Hello, Stephen King!
Rail and scream though I do, I won't change big business and I know it. All I can do is help keep focus on what the big publishers do, why it's wrong, and why we shouldn't support them in their bad habits. Before you plunk down money for a book, check it out from your local library. Yes, it's already paid for, but that's better than giving a publisher your money as well. If you still must buy it, then go ahead. But don't buy blindly, please. The occasional impulse buy? We all do it. Even I do, and look what I'm writing. If you can keep that to a minimum, though, that's at least a little bit of profit chipped away from the conglomerate.
Instead, consider buying a book published by a small press – Graywolf, Coffee House, any university's press, those who publish quality work and sorely need the money. If you have favorite authors, and so many are published by large presses, again, consider the library first.

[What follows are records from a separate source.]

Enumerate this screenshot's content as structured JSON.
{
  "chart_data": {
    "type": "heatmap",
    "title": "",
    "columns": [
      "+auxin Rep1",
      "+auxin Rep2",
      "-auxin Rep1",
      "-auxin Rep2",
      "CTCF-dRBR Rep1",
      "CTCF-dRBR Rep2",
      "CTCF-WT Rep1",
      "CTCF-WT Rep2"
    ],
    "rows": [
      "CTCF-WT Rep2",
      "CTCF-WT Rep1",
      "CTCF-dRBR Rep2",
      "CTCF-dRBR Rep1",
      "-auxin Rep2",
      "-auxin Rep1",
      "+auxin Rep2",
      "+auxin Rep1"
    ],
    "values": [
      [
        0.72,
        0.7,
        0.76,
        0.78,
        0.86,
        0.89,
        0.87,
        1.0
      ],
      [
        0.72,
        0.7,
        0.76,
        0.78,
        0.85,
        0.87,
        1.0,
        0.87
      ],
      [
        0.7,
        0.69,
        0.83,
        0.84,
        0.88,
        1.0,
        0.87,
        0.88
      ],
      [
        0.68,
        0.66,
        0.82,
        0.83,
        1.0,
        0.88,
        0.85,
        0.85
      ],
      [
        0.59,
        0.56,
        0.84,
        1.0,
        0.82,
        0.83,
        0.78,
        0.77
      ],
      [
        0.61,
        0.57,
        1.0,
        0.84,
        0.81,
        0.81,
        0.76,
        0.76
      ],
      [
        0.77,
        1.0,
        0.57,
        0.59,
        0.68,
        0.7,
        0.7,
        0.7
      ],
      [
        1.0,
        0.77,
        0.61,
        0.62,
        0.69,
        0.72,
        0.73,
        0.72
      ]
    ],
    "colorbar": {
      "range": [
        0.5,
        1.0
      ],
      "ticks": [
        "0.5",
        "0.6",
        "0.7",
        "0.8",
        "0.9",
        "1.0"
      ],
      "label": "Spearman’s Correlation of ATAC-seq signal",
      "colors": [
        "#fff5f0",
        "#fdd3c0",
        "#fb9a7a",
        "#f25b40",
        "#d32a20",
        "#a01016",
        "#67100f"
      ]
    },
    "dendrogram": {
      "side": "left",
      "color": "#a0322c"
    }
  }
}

If you can wait, buy it later from a used book store, another source worth giving your money to, because all book lovers want them to succeed.
All this because I'm trying Anne Tyler yet one more time. Anne Tyler, who can't not be published, regardless of what she writes – an author with a golden ticket. And meanwhile, there's one more deserving, struggling author who, no matter how much she jumps up and down and waves her arms, can't get published anywhere.
Just food for thought, from someone who's spent an awful lot of time in the cafeteria line. Think before you invest time or money in a book, consider your alternatives, but read, read, read.